Bucsics Theresa, Mandorfer Mattias, Schwabl Philipp, Bota Simona, Sieghart Wolfgang, Ferlitsch Arnulf, Trauner Michael, Peck-Radosavljevic Markus, Reiberger Thomas
Division of Gastroenterology, Department of Internal Medicine III, Medical University of Vienna, Vienna, Austria.
Vienna Hepatic Hemodynamic Laboratory, Medical University of Vienna, Vienna, Austria.
J Gastroenterol Hepatol. 2015 Nov;30(11):1657-65. doi: 10.1111/jgh.13002.
Acute kidney injury (AKI) is a common complication in patients with liver cirrhosis, and its impact on the clinical course is increasingly recognized. Diagnostic classification systems for AKI in cirrhosis have been suggested. The prognostic significance of the respective AKI stages remains to be evaluated in decompensated cirrhosis with ascites.

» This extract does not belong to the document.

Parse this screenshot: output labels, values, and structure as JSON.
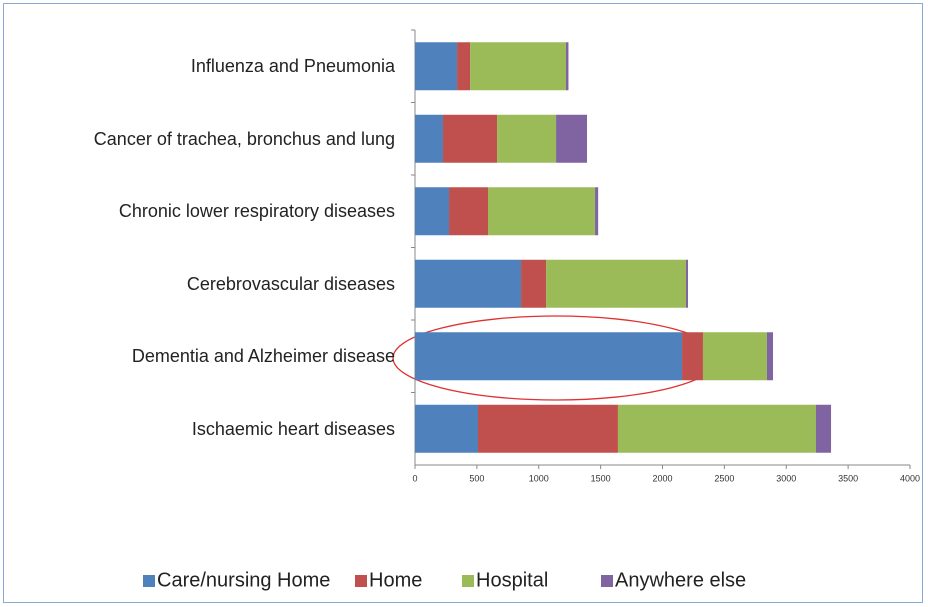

Data of consecutive patients with cirrhosis and ascites undergoing paracentesis at a tertiary care center were analyzed. AKI was defined as an increase in serum creatinine of ≥ 0.3 mg/dL or by ≥ 50% within 7 days after paracentesis, and classified according to (i) revised Acute Kidney Injury Network (AKIN) criteria and (ii) modified AKI criteria for cirrhosis (C-AKI). In contrast to AKIN, C-AKI stage A discriminates prognosis based on an absolute creatinine cut-off at < 1.5 mg/dL versus C-AKI stage B at ≥ 1.5 mg/dL.
The final study cohort included 239 patients. Median transplant-free survival was 768 days (95% confidence interval [CI]: 331-1205 days) without AKI, 198 (0-446) in AKI-1, 91 (0-225) in AKI-2, 19 (0-40) and in AKI-3, whereas it was 89 (20-158) days in C-AKI-A, 384 (0-1063) in C-AKI-B, and 22 (7-776) in C-AKI-C. Mild AKI was already associated with significantly increased 30-day mortality (AKI-1:26.4%, C-AKI-A:33.3%) as compared with patients without AKI (14.3%), even when serum creatinine remained within normal range (< 1.2 mg/dL) we observed a significant 30-day mortality.
AKIN criteria-considering small increases in serum creatinine rather than absolute thresholds-seem to be more accurate for estimating prognosis of AKI after paracentesis than C-AKI criteria. Even patients developing AKI-1 with "normal" serum creatinine are at increased risk for mortality.
急性肾损伤(AKI)是肝硬化患者常见的并发症,其对临床病程的影响日益受到认可。已有针对肝硬化患者AKI的诊断分类系统被提出。在失代偿期肝硬化合并腹水患者中,各AKI分期的预后意义仍有待评估。
分析在一家三级医疗中心连续接受腹腔穿刺术的肝硬化合并腹水患者的数据。AKI定义为腹腔穿刺术后7天内血清肌酐升高≥0.3mg/dL或升高≥50%,并根据(i)修订的急性肾损伤网络(AKIN)标准和(ii)肝硬化的改良AKI标准(C-AKI)进行分类。与AKIN不同,C-AKI A期基于血清肌酐绝对临界值<1.5mg/dL与C-AKI B期≥1.5mg/dL来区分预后。
最终研究队列包括239例患者。无AKI患者的中位无移植生存期为768天(95%置信区间[CI]:331 - 1205天),AKI-1期为198天(0 - 446天),AKI-2期为91天(0 - 225天),AKI-3期为19天(0 - 40天),而C-AKI A期为89天(20 - 158天),C-AKI B期为384天(0 - 1063天),C-AKI C期为22天(7 - 776天)。与无AKI患者(14.3%)相比,轻度AKI已与30天死亡率显著增加相关(AKI-1期:26.4%,C-AKI A期:33.3%),即使血清肌酐仍在正常范围内(<1.2mg/dL),我们仍观察到显著的30天死亡率。
考虑血清肌酐小幅升高而非绝对阈值的AKIN标准,在估计腹腔穿刺术后AKI的预后方面似乎比C-AKI标准更准确。即使是血清肌酐“正常”的AKI-1期患者,其死亡风险也会增加。